Easy DIY band-aids would be installing low-flow shower heads (or an in-line shower volume control valves by the shower heads), since lowering the gallons per minute extends the amount of time it takes for the hottest water to be depleted. A lot of old-school gusher shower heads run 4 gpm or more @ 80psi, and are still over 3 gpm @ 30 psi. There are some pretty good
1.5-2 gpm shower heads out there, if simply throttling back the flow with a volume control valve isn't satisfactory. It may be worth
bucket-testing the flow rate of the existing shower heads as a sanity check before making a showerhead swap, but
a control valve can reduce the flow at any shower head.
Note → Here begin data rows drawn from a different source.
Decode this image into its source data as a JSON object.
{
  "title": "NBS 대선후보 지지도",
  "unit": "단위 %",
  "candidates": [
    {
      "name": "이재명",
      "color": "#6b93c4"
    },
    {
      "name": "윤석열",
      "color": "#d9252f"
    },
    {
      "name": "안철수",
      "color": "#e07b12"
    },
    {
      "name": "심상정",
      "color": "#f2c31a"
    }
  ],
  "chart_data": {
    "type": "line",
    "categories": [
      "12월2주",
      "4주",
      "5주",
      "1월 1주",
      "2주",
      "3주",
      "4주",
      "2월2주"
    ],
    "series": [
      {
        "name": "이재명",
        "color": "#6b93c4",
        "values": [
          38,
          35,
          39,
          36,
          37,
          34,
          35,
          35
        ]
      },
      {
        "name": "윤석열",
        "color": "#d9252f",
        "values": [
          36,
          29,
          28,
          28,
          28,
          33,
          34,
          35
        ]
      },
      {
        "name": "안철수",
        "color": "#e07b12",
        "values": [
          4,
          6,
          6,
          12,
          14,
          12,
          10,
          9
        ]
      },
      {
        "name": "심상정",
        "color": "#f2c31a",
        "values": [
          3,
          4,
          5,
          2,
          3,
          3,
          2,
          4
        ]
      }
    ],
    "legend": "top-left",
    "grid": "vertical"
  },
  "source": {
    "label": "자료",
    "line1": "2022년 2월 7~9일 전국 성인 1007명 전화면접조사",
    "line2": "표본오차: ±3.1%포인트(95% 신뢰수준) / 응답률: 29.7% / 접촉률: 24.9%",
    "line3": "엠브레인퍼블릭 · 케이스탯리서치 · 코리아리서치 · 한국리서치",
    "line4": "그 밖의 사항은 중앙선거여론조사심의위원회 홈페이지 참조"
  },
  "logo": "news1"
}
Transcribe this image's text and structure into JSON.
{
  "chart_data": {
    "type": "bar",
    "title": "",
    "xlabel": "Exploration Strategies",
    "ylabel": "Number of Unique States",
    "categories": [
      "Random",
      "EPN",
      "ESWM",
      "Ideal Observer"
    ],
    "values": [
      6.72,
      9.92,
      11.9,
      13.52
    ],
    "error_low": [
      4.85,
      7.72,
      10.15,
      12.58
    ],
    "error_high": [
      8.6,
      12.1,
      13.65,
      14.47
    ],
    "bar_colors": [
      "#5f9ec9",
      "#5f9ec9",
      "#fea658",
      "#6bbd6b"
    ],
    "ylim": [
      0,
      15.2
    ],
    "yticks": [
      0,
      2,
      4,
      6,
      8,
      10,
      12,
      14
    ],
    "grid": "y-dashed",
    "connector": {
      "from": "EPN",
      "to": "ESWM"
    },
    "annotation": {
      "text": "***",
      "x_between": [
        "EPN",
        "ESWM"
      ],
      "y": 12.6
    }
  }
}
If there is a thermostatic mixing valve or tempering valve between the water heater and hot water distribution plumbing (now required by code in new construction, and whenever a water heater is replaced), you can crank the storage temperature of the tank higher, which will give it a higher heat storage capacity but also higher standby losses-which is still probably going to be OK for most electric water heaters, which have fairly low standby losses. If the hot water distribution plumbing isn't already insulated, insulating it with R3 or higher foam pipe insulation everywhere, including the first 5 feet or so of cold-water connected pipe, and the temperature & pressure relief outflow pipe for good measure.
If there isn't a thermostatic mixing valve or tempering valve in place, raising the temperature of the hot water is a hazard. Installing a thermostatic mixing valve is do-able as a DIY for handy people, but if your space is really cramped it could be a real PITA project to take on.